Mr. Sharon last night paralleled Palestinian attacks on Israeli civilians with the September 11th atrocities in the US, and declared that both Israel and the US would prevail in "the war of good against evil, the war of the just against the unjust". New York Mayor Rudolph Giuliani, visiting Israel along with his successor Michael Bloomberg and New York Governor George Pataki, endorsed the parallel, declaring that "Freedom and democracy is under attack here, and that is exactly what was put under attack in America on September 11."

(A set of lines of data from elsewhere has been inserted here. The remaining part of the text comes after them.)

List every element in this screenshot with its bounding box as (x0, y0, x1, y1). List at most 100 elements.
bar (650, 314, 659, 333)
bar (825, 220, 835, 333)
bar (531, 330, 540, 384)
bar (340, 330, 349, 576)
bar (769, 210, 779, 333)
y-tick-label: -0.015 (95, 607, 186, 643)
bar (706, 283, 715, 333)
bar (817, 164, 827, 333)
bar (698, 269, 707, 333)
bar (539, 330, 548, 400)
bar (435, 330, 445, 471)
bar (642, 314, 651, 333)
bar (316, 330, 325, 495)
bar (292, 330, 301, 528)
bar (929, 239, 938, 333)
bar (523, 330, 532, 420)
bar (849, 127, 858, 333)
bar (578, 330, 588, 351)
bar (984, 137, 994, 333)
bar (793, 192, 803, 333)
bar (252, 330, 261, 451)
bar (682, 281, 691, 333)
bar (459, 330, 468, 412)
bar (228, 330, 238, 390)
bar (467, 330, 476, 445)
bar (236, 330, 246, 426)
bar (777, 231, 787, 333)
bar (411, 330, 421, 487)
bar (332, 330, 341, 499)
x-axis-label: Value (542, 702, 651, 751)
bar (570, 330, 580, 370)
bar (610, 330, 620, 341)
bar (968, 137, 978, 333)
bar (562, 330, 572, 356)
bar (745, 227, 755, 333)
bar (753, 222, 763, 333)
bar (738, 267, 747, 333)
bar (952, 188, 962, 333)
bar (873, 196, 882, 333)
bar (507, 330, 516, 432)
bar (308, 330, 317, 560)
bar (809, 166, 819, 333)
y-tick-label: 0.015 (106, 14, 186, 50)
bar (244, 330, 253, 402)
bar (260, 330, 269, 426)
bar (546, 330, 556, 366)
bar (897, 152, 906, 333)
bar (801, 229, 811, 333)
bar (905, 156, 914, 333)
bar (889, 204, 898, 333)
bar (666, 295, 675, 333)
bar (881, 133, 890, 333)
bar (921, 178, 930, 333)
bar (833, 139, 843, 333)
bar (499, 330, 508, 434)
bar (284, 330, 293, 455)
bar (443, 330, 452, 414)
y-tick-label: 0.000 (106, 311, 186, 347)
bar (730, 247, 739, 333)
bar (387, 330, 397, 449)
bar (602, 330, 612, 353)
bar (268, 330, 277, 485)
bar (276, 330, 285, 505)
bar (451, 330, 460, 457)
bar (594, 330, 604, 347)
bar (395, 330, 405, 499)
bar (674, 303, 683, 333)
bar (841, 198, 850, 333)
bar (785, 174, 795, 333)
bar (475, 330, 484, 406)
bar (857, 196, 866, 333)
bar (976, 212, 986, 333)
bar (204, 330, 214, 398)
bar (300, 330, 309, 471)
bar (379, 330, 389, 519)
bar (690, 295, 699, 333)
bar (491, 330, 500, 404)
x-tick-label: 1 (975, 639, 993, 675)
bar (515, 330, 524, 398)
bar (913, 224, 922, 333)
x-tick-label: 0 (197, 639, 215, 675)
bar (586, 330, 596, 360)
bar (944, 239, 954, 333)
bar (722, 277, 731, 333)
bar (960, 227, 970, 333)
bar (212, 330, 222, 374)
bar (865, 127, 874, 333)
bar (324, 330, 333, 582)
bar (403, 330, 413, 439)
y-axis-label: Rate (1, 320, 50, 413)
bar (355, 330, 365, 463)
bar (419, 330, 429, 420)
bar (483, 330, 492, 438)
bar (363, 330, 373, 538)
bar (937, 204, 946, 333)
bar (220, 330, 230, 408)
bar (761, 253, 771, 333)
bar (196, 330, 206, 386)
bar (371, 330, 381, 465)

Long a staunch supporter of Israel and good friend of Jerusalem's hawkish Likud Mayor Ehud Olmert, Mr Giuliani was reiterating a familiar position. Much more significant is that the Bush Administration has adopted a similar tone in recent days, referring to Israel's plight with far more emphasis than the suffering of the Palestinians, and publicly backing Israel's military attacks on PA targets as "self-defence". Stating that the violence by Hamas and other extremists was "destroying his (Arafat's ) authority and credibility", Secretary of State Colin Powell suggested yesterday that "the Palestinian people ought to be asking their leaders, 'Where does this take us?'".
Mr. Arafat continues to claim that he has arrested 17 of 33 "most wanted" extremists on a list of bombing orchestrators handed to him by Mr Zinni, and that a total of 180 militants have been detained this month.
Israel asserts that only 10 of the "hard core" are in jail, and that they will be quietly freed when world attention is elsewhere.
Reuters adds: Islamic militant groups said after issuing a statement last night offering a conditional truce to Israel that talks on the issue among Palestinians were not yet complete.
After the initial statement, a senior Israeli security official had dismissed the truce offer and said Israel had no choice but to continue to "act in self-defence".